L’adoption de l’amendement n° 27 obligerait l’employeur à désigner des intervenants en prévention des risques extérieurs à l’entreprise. Cela pourrait être déresponsabilisant pour les acteurs de l’entreprise. En outre, une telle mesure ne me semble pas efficace pour prévenir les risques et améliorer les conditions de travail. Un tel objectif devrait mobiliser l’ensemble des énergies et des compétences. La commission émet donc un avis défavorable.
La proposition de loi prévoit que « l’employeur désigne un ou plusieurs salariés compétents pour s’occuper des activités de protection et de prévention des risques professionnels au sein de l’entreprise ». La commission a émis un avis favorable sur l’amendement n° 5 rectifié, qui vise à remplacer le mot « compétents » par les mots « disposant de qualifications reconnues par des titres ou des diplômes ».

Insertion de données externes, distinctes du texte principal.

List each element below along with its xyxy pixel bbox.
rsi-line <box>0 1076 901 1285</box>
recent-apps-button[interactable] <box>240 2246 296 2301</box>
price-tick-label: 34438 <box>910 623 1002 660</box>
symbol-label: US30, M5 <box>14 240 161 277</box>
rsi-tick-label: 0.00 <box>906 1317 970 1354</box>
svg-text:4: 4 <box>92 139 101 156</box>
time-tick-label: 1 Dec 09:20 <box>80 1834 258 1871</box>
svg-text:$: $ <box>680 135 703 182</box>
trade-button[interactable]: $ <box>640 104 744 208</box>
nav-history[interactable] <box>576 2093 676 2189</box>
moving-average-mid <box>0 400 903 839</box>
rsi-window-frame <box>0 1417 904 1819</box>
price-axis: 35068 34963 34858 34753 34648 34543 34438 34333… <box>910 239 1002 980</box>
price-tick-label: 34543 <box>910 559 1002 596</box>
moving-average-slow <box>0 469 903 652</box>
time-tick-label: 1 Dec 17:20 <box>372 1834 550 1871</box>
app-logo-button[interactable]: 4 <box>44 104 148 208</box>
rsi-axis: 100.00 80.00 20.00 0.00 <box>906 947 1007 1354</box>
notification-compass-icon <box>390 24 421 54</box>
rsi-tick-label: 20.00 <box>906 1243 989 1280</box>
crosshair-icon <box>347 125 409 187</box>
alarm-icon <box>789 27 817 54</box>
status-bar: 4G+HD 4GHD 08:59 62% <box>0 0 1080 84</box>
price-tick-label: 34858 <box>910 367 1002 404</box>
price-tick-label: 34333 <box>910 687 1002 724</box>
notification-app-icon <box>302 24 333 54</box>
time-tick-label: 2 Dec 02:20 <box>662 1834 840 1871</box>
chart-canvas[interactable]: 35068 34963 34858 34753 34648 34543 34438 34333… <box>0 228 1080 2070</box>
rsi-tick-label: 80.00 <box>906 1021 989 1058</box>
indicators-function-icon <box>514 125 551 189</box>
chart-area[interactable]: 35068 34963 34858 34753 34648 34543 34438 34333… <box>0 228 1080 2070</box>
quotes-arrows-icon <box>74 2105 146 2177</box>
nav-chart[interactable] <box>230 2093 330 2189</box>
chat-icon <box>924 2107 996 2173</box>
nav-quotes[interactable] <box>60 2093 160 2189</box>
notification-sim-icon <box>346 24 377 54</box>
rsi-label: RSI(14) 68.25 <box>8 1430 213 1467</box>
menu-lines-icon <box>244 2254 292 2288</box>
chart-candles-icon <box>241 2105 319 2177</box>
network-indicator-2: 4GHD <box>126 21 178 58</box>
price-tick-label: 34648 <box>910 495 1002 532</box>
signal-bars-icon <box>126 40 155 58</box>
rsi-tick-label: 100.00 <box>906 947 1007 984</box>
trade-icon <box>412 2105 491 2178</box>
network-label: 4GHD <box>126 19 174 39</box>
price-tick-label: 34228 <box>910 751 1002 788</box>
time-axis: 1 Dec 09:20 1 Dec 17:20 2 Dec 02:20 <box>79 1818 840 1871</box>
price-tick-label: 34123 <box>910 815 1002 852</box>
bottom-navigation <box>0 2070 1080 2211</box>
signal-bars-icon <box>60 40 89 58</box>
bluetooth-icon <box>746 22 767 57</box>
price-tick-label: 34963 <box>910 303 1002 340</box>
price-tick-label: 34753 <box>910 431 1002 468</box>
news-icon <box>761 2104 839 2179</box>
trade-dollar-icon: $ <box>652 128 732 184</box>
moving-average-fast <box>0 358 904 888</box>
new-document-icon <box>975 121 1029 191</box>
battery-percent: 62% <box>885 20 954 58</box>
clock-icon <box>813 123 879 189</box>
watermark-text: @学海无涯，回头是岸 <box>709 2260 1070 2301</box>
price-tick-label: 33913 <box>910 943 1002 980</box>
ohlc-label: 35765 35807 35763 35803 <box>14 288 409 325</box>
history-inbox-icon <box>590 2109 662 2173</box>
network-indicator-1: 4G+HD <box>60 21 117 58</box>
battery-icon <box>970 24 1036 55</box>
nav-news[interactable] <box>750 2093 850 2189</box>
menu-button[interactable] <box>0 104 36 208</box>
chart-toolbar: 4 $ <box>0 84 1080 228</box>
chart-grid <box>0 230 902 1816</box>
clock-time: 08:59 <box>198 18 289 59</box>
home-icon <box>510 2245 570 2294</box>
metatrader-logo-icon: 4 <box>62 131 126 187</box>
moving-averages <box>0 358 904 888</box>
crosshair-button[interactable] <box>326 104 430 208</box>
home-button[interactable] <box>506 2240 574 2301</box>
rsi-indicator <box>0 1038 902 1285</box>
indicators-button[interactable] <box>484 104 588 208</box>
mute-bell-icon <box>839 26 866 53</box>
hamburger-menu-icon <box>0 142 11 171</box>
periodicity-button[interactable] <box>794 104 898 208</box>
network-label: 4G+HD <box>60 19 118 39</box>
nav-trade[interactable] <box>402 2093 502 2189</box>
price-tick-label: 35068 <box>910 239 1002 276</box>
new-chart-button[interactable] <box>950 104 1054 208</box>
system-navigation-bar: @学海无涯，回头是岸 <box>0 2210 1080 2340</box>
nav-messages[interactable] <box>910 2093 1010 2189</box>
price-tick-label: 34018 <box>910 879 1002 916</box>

À titre personnel, cependant, je suis plus réservée, car j’estime qu’un tel amendement constitue un mauvais signal pour tous les salariés qui ont acquis sur le terrain une compétence évidente en matière de protection, de prévention et de conditions de travail. Lorsqu’un ouvrier travaille sur une chaîne ou sur une machine depuis vingt ans, ne peut-on lui reconnaître, hors de tout diplôme ou titre, une compétence ? N’est-il pas mieux à même d’améliorer les conditions de sécurité et de travail qu’un jeune diplômé généraliste, sans connaissance du terrain et extérieur à l’entreprise ? Cela va à l’encontre de la reconnaissance et de la valorisation des acquis de l’expérience, que nous soutenons pourtant tous.
La rectification opérée à l’instant par M. Godefroy répond partiellement à ces interrogations. Je précise que les actions des personnes en question viennent naturellement en complément et ne sauraient se substituer à celles des médecins du travail, dont le rôle doit rester prééminent.
En tout état de cause, un décret devra préciser les modalités d’application de ce nouvel article du code.
L’amendement n° 6 tend à assurer aux salariés désignés par l’employeur pour s’occuper de la prévention des risques professionnels une protection identique à celle dont bénéficient les délégués du personnel en cas de licenciement.
Une telle mesure ne pourrait que décourager les employeurs et empêcher le développement d’une relation de confiance en matière de prévention des risques. Il est probable que peu d’employeurs utiliseront cette procédure si l’amendement est adopté. Ils feront appel à des organismes extérieurs, alors qu’il est sûrement plus pertinent d’engager une dynamique au sein de l’entreprise elle-même. La commission est défavorable à l’amendement n °6, de même qu’à l’amendement n° 28, qui relève de la même philosophie.
L’amendement n° 29 rectifié prévoit que le salarié désigné par l’employeur pour s’occuper de prévention des risques bénéficiera, à sa demande, d’une formation, comme cela est déjà prévu dans le code du travail pour les membres du comité d’hygiène, de sécurité et des conditions de travail. Même s’il existe déjà une obligation générale de formation pour la sécurité au travail, cet ajout peut être utile, car il concerne les salariés désignés par l’employeur. La commission s’en remet à la sagesse du Sénat.
En ce qui concerne l’amendement n° 7, le nouvel article L. 4644-1du code du travail dispose que « l’employeur désigne un ou plusieurs salariés compétents pour s’occuper des activités de protection ou de prévention des risques professionnels de l’entreprise ». À défaut, si l’entreprise ne dispose pas de cette compétence, l’employeur fait appel à un intervenant extérieur habilité, appartenant soit au service de santé au travail interentreprises auquel il adhère, soit à un organisme interprofessionnel qualifié.
L’expression « peut faire appel » a été utilisée pour ne pas organiser de hiérarchie entre les recours externes et donner à l’employeur de la souplesse pour choisir un organisme compétent, lorsqu’il ne dispose pas de ressources en interne. Par exemple, le secteur du bâtiment a créé depuis longtemps un organisme de prévention, dont l’action est reconnue. Pour les entreprises de ce secteur, peut-être sera-t-il plus pertinent de recourir à cet organe plutôt qu’à leur service de santé. Il est donc préférable d’en rester à la rédaction actuelle du texte. La commission est défavorable à l’amendement n° 7.
L’amendement n° 8 a pour objet de restreindre cette possibilité de recourir à une compétence extérieure à l’entreprise aux intervenants œuvrant « exclusivement dans ce domaine ». Est-ce à dire qu’une personne habilitée, mais qui consacre 10 % de son temps à autre chose que la prévention des risques, est moins compétente qu’un intervenant complètement spécialisé dans la protection et la prévention des risques professionnels ? Ce qui importe, c’est la qualité de la procédure de reconnaissance de la qualification. En outre, qui va contrôler que l’intervenant se consacre exclusivement à ce domaine ? La commission est défavorable à cet amendement.